After leaving his group the Wailers and Bob Marley behind, Bunny Wailer (born Neville Livingston) released a solo album entitled Blackheart Man in 1976. The album showed Bunny’s exceptional potential for being a solo artist and exhibited as much spiritual and political awareness as some of the best of Bob’s work. After taking this class and being more informed in the history and formation of reggae music, I have come to find that Bunny’s The Oppressed Song may have been speaking of Garvey himself as well:

The man oppressed will seem to do the worst
But with all he possesses self preservation comes first
His damnation comes not from burning free
As destruction of the poor is their poverty, is their poverty

While oppression is the poor man's choice
Ah, but in this he does rejoice
His burdens though heavy, he somehow bears
As for his seed, there's only one who cares
There's only one who cares

Though his pilgrimage extends, his progresses ascend
But as the prudent one exalts, he is gonna find his faults
But as the wise man sees, he knows, he knows
There's no rest in the west, so to the east he goes, to the east he goes
Where he can find peace of mind, oh


            While this song is most likely pertains to every oppressed man living in the clutches of Babylon, it came to my attention that it mirrors Garvey too closely to be coincidence in my mind. Oppression is said to be the “poor man’s choice”, and this is a choice that Garvey certainly decided not to make. He had the “heavy burdens” of showing his fellow race how to be proud and his progresses most definitely ascended once he was able to establish New York’s UNIA chapter. Garvey did, however, have many faults that helped lead to his downfall and ultimately settled in the East (England) to live the rest of his days, although I can assume he never fully achieved peace of mind.  This notion of mine is likely farfetched, but after analyzing so much music, it was difficult to overlook this uncanny similarities. 

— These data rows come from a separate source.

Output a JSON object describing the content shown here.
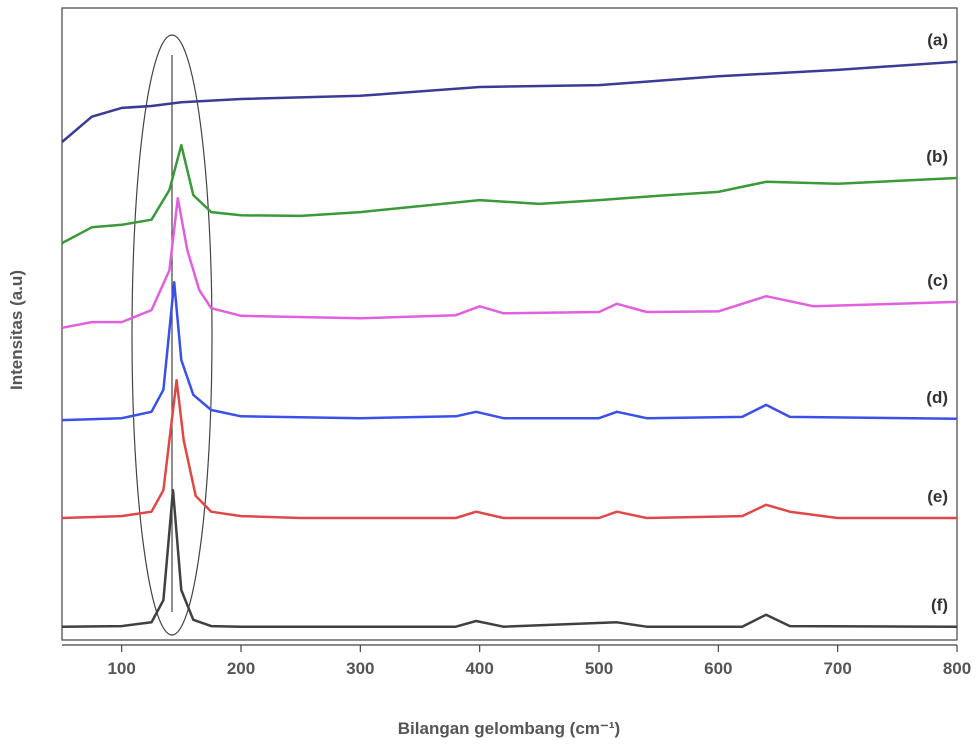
{
  "chart_data": {
    "type": "line",
    "x_label": "Bilangan gelombang (cm⁻¹)",
    "y_label": "Intensitas (a.u)",
    "xlim": [
      50,
      800
    ],
    "xticks": [
      100,
      200,
      300,
      400,
      500,
      600,
      700,
      800
    ],
    "ylim": [
      0,
      100
    ],
    "series": [
      {
        "name": "(a)",
        "color": "#3b3b96",
        "x": [
          50,
          75,
          100,
          125,
          150,
          200,
          300,
          400,
          500,
          600,
          700,
          800
        ],
        "values": [
          78.8,
          82.8,
          84.2,
          84.5,
          85.1,
          85.6,
          86.1,
          87.5,
          87.8,
          89.2,
          90.2,
          91.5
        ]
      },
      {
        "name": "(b)",
        "color": "#3a9a3a",
        "x": [
          50,
          75,
          100,
          125,
          140,
          150,
          160,
          175,
          200,
          250,
          300,
          400,
          450,
          500,
          550,
          600,
          640,
          700,
          800
        ],
        "values": [
          62.8,
          65.3,
          65.7,
          66.5,
          71.2,
          78.3,
          70.4,
          67.7,
          67.2,
          67.1,
          67.7,
          69.6,
          69.0,
          69.6,
          70.3,
          70.9,
          72.5,
          72.2,
          73.1
        ]
      },
      {
        "name": "(c)",
        "color": "#e060e0",
        "x": [
          50,
          75,
          100,
          125,
          140,
          147,
          155,
          165,
          175,
          200,
          300,
          380,
          400,
          420,
          500,
          515,
          540,
          600,
          640,
          680,
          800
        ],
        "values": [
          49.4,
          50.3,
          50.3,
          52.2,
          58.5,
          69.9,
          61.7,
          55.4,
          52.5,
          51.3,
          50.9,
          51.4,
          52.8,
          51.7,
          51.9,
          53.2,
          51.9,
          52.0,
          54.4,
          52.8,
          53.5
        ]
      },
      {
        "name": "(d)",
        "color": "#3a50e8",
        "x": [
          50,
          100,
          125,
          135,
          144,
          150,
          160,
          175,
          200,
          300,
          380,
          397,
          420,
          500,
          515,
          540,
          620,
          640,
          660,
          800
        ],
        "values": [
          34.8,
          35.1,
          36.1,
          39.6,
          56.6,
          44.3,
          38.8,
          36.4,
          35.4,
          35.1,
          35.4,
          36.1,
          35.1,
          35.1,
          36.1,
          35.1,
          35.3,
          37.2,
          35.3,
          35.0
        ]
      },
      {
        "name": "(e)",
        "color": "#e04848",
        "x": [
          50,
          100,
          125,
          135,
          146,
          152,
          162,
          175,
          200,
          250,
          380,
          397,
          420,
          500,
          515,
          540,
          620,
          640,
          660,
          700,
          800
        ],
        "values": [
          19.3,
          19.6,
          20.3,
          23.7,
          41.1,
          31.6,
          22.8,
          20.3,
          19.6,
          19.3,
          19.3,
          20.3,
          19.3,
          19.3,
          20.3,
          19.3,
          19.6,
          21.4,
          20.3,
          19.3,
          19.3
        ]
      },
      {
        "name": "(f)",
        "color": "#404040",
        "x": [
          50,
          100,
          125,
          135,
          143,
          150,
          160,
          175,
          200,
          380,
          397,
          420,
          515,
          540,
          620,
          640,
          660,
          800
        ],
        "values": [
          2.1,
          2.2,
          2.8,
          6.3,
          23.7,
          7.9,
          3.2,
          2.2,
          2.1,
          2.1,
          3.0,
          2.1,
          2.8,
          2.1,
          2.1,
          4.0,
          2.2,
          2.1
        ]
      }
    ]
  }
}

It seems as though there is no escaping the teachings of Marcus Garvey. The messages that he conveyed for years are constantly being reiterated in modern times through music. Reggae music is a source of courage and moral support, just like how Garvey was a similar source before its creation. It is also a way to remember past occurrences in history, because as we all know “a people without the knowledge of past history, origin, and country is like a tree without roots”. The era in which Garvey proclaimed his ideas and started his international movement was an extremely important time for the future creation of reggae music.  Whether subtle or not, his notions are endlessly implicated in a myriad of songs. He allowed for black people around the world to feel unified, dignified, and enlightened. So, while Burning Spear argues that “no one remembers old Marcus Garvey”, I and I are declined to most respectfully disagree.